The brochure is about 30 pages in length and summarizes the reasons why businesses should base their contracts on German law rather than U.S. or UK law – there are a few explicit comparisons to the detriment of the latter from the Global Competitiveness Report 2008-2009. It has a preface by the German Minister of Justice, who looks younger with every photo, and at the end the responsible organizations are named – the various German Bar, judges’ and notaries’ associations, the editorial team (five lawyers) and the translation company (Stoke-Borchert Corporate and Financial Translations in Hamburg).

I think it’s a bit of a thankless task to translate a text like this, which probably has to be done in a short period of time, where the German has a tendency to be a bit pompous and the English is not just describing a legal system but also trying to market it at the same time. The following remarks on terminology choices are not intended as a criticism of the translation – the terminology choices are quite defensible.

One thing that strikes me, having read only part of the brochure, is that it doesn’t mention the biggest barrier against German law and in favour of US and UK law: language.

A couple of terminology choices struck me.

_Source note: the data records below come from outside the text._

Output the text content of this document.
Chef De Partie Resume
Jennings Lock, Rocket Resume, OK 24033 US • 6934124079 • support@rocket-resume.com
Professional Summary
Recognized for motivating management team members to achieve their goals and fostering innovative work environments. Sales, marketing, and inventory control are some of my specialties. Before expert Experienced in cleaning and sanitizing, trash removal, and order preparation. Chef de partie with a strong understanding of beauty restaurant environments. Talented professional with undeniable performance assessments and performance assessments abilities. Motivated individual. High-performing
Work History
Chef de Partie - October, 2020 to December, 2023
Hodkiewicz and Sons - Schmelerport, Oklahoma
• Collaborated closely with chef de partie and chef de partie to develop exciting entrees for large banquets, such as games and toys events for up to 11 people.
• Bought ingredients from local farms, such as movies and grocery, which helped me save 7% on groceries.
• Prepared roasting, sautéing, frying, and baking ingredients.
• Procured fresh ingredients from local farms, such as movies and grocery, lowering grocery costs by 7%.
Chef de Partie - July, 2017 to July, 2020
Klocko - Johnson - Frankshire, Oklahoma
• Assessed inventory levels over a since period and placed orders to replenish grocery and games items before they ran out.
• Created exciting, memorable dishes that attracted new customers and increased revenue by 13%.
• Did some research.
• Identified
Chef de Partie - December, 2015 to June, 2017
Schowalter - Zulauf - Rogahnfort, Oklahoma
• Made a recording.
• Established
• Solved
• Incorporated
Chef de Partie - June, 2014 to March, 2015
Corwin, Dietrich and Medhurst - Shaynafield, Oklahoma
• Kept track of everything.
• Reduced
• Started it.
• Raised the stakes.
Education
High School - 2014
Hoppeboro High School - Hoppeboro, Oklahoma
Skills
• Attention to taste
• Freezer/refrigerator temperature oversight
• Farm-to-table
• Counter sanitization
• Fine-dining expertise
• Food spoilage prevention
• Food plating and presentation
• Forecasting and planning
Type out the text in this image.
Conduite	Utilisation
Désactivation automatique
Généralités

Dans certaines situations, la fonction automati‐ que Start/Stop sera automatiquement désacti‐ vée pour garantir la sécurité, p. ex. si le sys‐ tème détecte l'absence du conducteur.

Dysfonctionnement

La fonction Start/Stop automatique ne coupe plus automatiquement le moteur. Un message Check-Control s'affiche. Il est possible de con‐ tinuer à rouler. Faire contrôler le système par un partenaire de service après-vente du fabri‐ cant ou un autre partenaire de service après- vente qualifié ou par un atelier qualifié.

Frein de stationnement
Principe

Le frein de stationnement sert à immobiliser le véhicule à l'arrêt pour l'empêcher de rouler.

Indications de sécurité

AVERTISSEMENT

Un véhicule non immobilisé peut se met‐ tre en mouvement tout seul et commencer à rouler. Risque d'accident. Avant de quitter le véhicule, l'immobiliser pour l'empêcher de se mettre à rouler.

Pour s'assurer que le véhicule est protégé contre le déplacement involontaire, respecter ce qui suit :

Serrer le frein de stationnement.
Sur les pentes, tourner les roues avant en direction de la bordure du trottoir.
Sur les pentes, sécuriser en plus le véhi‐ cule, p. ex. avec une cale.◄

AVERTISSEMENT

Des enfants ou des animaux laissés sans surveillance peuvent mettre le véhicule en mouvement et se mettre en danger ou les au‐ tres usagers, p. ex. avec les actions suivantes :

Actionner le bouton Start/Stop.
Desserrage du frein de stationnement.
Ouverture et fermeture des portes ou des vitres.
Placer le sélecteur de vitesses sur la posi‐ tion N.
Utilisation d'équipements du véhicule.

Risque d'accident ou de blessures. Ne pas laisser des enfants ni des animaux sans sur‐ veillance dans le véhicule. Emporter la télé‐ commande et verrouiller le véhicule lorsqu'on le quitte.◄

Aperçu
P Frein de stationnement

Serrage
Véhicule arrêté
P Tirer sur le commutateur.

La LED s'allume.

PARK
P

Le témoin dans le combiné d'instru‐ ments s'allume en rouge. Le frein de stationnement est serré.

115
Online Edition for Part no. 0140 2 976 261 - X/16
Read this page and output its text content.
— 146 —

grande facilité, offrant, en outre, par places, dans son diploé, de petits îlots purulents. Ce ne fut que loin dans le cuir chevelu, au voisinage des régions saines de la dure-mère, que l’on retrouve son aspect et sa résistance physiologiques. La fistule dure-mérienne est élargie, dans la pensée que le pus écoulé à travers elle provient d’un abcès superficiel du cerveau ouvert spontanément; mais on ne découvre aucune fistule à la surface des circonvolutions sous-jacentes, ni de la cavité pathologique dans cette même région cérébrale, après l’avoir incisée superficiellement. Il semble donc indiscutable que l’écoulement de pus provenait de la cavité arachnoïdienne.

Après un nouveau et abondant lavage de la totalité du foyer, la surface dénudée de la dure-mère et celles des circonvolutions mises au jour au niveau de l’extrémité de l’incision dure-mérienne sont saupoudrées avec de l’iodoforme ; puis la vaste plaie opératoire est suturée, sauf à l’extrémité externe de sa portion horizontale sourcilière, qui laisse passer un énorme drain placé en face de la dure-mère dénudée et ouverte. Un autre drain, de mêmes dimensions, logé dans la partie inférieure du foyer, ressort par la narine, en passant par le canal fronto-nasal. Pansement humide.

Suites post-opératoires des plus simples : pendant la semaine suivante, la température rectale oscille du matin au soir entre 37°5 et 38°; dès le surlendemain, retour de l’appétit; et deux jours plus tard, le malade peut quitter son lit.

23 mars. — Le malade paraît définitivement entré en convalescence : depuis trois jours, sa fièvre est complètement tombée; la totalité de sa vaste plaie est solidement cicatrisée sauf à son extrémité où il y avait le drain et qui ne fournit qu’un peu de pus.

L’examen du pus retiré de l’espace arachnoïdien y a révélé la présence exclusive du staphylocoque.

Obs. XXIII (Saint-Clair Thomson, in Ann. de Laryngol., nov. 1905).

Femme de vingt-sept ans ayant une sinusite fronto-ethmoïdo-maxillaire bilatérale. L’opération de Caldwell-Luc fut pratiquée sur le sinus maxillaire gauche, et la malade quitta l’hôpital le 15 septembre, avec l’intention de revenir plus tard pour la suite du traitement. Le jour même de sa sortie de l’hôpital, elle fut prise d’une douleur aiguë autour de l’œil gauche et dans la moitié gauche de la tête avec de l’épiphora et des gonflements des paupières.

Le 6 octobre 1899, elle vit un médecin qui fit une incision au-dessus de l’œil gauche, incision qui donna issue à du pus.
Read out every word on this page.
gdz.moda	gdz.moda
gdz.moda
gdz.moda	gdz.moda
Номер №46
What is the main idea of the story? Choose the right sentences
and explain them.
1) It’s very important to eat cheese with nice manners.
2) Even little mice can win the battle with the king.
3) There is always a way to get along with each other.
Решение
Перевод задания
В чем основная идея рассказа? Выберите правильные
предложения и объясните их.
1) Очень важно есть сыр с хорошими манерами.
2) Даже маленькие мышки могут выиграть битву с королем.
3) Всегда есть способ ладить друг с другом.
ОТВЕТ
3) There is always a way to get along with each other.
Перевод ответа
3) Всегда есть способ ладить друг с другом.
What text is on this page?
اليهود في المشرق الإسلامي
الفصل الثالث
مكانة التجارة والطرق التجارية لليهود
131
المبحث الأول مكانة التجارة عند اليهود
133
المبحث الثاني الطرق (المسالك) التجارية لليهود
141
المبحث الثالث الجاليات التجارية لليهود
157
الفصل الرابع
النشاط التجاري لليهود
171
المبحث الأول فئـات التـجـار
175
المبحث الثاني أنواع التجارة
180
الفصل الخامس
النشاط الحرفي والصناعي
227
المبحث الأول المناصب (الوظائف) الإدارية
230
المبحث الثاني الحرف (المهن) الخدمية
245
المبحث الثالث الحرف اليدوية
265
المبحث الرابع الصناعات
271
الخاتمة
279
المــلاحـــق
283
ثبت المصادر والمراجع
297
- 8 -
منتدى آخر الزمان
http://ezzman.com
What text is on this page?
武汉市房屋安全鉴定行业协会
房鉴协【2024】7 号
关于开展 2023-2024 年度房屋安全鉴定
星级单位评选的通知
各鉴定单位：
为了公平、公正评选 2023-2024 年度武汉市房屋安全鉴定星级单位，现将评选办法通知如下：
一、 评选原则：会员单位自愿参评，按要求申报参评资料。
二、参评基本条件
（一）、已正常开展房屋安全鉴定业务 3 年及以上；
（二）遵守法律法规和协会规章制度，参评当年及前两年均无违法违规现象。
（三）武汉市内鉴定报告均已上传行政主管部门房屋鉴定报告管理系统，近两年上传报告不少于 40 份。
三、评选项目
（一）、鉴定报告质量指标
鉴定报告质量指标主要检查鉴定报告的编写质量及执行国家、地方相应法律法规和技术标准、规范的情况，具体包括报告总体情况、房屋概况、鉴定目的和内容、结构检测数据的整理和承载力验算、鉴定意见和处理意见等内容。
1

Firstly, on page 5 and elsewhere, kontinentaleuropäisches Recht is translated as Continental European law. Normally it would be civil law, which has the problem that many people don’t understand the term. I don’t think the fact that it appears under a photo of the European Community flag made this translation essential, and it is not familiar, although it presumably conveys the right idea. I think it is really a new creation (Google has 51 ghits for UK sites, 70 for DE sites, and 840-odd overall, which isn’t many). I’m not suggesting it wasn’t the best choice in the circumstances, though.

Another choice was to refer to GmbH, by way of explanation, as private limited company (quite common) and AG as public limited company (not common and not usually advised, but there is no really good solution – stock corporation is the common term, which one could find fault with).

Personen- und Kapitalgesellschaften are translated as partnerships and corporations limited by shares, rather than the usual British partnerships and companies. Presumably this is an attempt to find a term that works in the U.S. as well, although company is used frequently too.

Something went wrong at the printer’s or in processing – when doesn’t it? – when German inverted commas were used (and why write “GmbH” in inverts in the English text?). Some of the word divisions look a bit iffy, but that is par for the course, and in any case I am not sure they aren’t American. But I haven’t seen the paper version – it may be that the inverted commas were OK there (I don’t have much hope, though, from past experience).